I spent months studying 1964 and the Free Speech Movement as background for The Ninth Day. I covered the big news, the stuff you’ve likely heard about recently as we look back fifty years: civil rights, Freedom Summer, the Beatles, the presidential race, Vietnam. Before 2014 slips away, I thought I’d share a few outtakes from my research, tidbits overshadowed from 1964 that never made it into The Ninth Day.

  • Bel-Gem Takes The Big Apple. New York City hosted the World’s Fair in 1964. Maurice Vermersch and his family came from Belgium to set up a waffle shop in his country’s Belgian Village. He called the sweet fluffy treat “Bel-Gem” waffles, and they became an instant success. Vermersch knew how to promote his Bel-Gems. He had put the waffles through a test run with American taste buds at the 1962 World’s Fair in Seattle.
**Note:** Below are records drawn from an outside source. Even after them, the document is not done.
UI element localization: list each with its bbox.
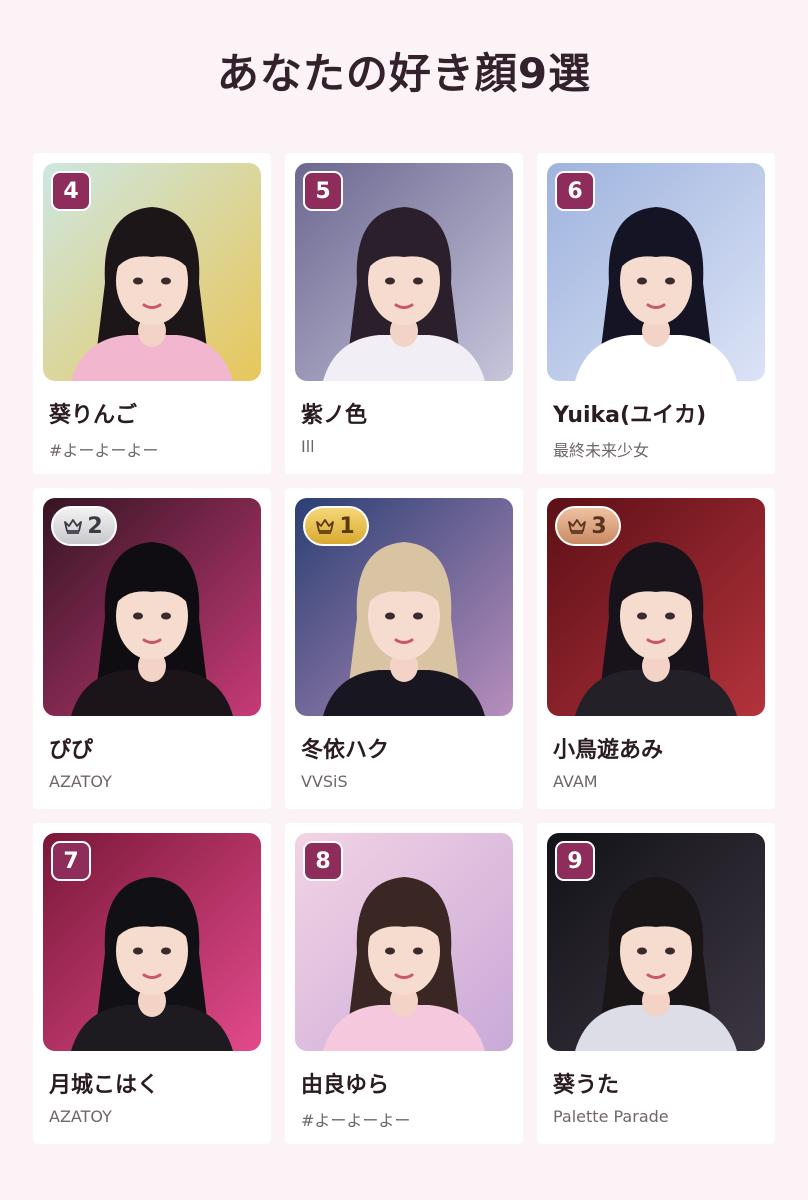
idol-photo[interactable]: 1 <box>295 498 513 716</box>
idol-photo[interactable]: 8 <box>295 833 513 1051</box>
idol-photo[interactable]: 9 <box>547 833 765 1051</box>
idol-group: #よーよーよー <box>49 441 159 460</box>
rank-badge: 2 <box>51 506 117 546</box>
idol-name: 小鳥遊あみ <box>553 738 664 763</box>
page: あなたの好き顔9選 4 葵りんご #よーよーよー 5 紫ノ色 Ill 6 Yui… <box>0 0 808 1200</box>
idol-name: ぴぴ <box>49 738 94 763</box>
idol-card-5[interactable]: 5 紫ノ色 Ill <box>285 153 523 474</box>
idol-group: AZATOY <box>49 772 112 791</box>
idol-group: #よーよーよー <box>301 1111 411 1130</box>
rank-number: 3 <box>591 513 607 539</box>
rank-badge: 4 <box>51 171 91 211</box>
idol-card-8[interactable]: 8 由良ゆら #よーよーよー <box>285 823 523 1144</box>
rank-badge: 3 <box>555 506 621 546</box>
idol-name: 月城こはく <box>49 1073 160 1098</box>
idol-photo[interactable]: 7 <box>43 833 261 1051</box>
rank-badge: 9 <box>555 841 595 881</box>
idol-card-7[interactable]: 7 月城こはく AZATOY <box>33 823 271 1144</box>
crown-icon <box>64 519 83 534</box>
idol-card-2[interactable]: 2 ぴぴ AZATOY <box>33 488 271 809</box>
rank-number: 8 <box>315 848 331 874</box>
idol-name: 葵うた <box>553 1073 620 1098</box>
idol-card-4[interactable]: 4 葵りんご #よーよーよー <box>33 153 271 474</box>
rank-badge: 5 <box>303 171 343 211</box>
idol-photo[interactable]: 6 <box>547 163 765 381</box>
rank-number: 7 <box>63 848 79 874</box>
idol-card-6[interactable]: 6 Yuika(ユイカ) 最終未来少女 <box>537 153 775 474</box>
rank-number: 6 <box>567 178 583 204</box>
idol-name: 葵りんご <box>49 403 138 428</box>
crown-icon <box>568 519 587 534</box>
rank-number: 4 <box>63 178 79 204</box>
idol-name: Yuika(ユイカ) <box>553 403 707 428</box>
idol-photo[interactable]: 5 <box>295 163 513 381</box>
idol-photo[interactable]: 4 <box>43 163 261 381</box>
rank-number: 1 <box>339 513 355 539</box>
idol-name: 由良ゆら <box>301 1073 390 1098</box>
idol-photo[interactable]: 2 <box>43 498 261 716</box>
idol-name: 紫ノ色 <box>301 403 368 428</box>
idol-card-9[interactable]: 9 葵うた Palette Parade <box>537 823 775 1144</box>
idol-name: 冬依ハク <box>301 738 390 763</box>
rank-number: 5 <box>315 178 331 204</box>
rank-number: 9 <box>567 848 583 874</box>
page-title: あなたの好き顔9選 <box>216 49 592 98</box>
idol-group: Palette Parade <box>553 1107 669 1126</box>
idol-group: AZATOY <box>49 1107 112 1126</box>
crown-icon <box>316 519 335 534</box>
rank-badge: 7 <box>51 841 91 881</box>
card-grid: 4 葵りんご #よーよーよー 5 紫ノ色 Ill 6 Yuika(ユイカ) 最終… <box>33 153 775 1144</box>
idol-card-1[interactable]: 1 冬依ハク VVSiS <box>285 488 523 809</box>
idol-group: Ill <box>301 437 315 456</box>
rank-badge: 8 <box>303 841 343 881</box>
rank-number: 2 <box>87 513 103 539</box>
rank-badge: 6 <box>555 171 595 211</box>
idol-group: 最終未来少女 <box>553 441 650 460</box>
rank-badge: 1 <box>303 506 369 546</box>
idol-group: VVSiS <box>301 772 348 791</box>
idol-photo[interactable]: 3 <box>547 498 765 716</box>
idol-group: AVAM <box>553 772 598 791</box>
idol-card-3[interactable]: 3 小鳥遊あみ AVAM <box>537 488 775 809</box>
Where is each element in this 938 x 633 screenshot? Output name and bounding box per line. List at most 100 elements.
  • Astronaut Slips in the Bathroom. John Glenn is best known as the first American to orbit the Earth. According to NASA, Glenn’s flight aboard the Friendship 7 Mercury spacecraft last nearly five hours, during which time Glenn pulled a maximum of 7.7 Gs and traveled in orbit about 17,500 miles per hour. Glenn resigned from the space race in January, 1964, and announced his political race for the U.S. Senate seat from Ohio. Several weeks later he slipped on his bathroom rug, sustained head injuries, and withdrew temporarily from politics. He won that Senate seat from Ohio ten years later.
  • Mustangs Hit the Road. In April of 1964, the Ford Motor Company introduced its new sporty car, the Mustang, at the New York World’s Fair (waffles and wheels, a mighty combination!). The iconic car appeared in the James Bond film Goldfinger that fall and got its own song in “Mustang Sally” the next year.
  • Heist of the Century Nabs Uninsured Jewels. Climbing in through a bathroom window at the American Museum of Natural History, thieves made off with several gems, including the famous Star of India, the world’s largest gem-quality blue star sapphire. Weighing more than 563 carats, the Star of India is about two billion years old. In 1975, the movie “Murph the Surf” told the tale, making the heist way more daring than it actually was. All the jewels except one were later recovered and the Star of India is back at the museum, no doubt under tighter security.

The Ninth Day tells the story of Hope Friis, a normal teenager living in Berkeley, California in the 1960s: she hangs out with friends, spends time with her family, and dreams of winning a singing competition and college scholarship despite her pronounced stutter. It seems like she has everything under control, until she takes part in the Free Speech movement that engulfs the city—a choice that could crush her chance of competing.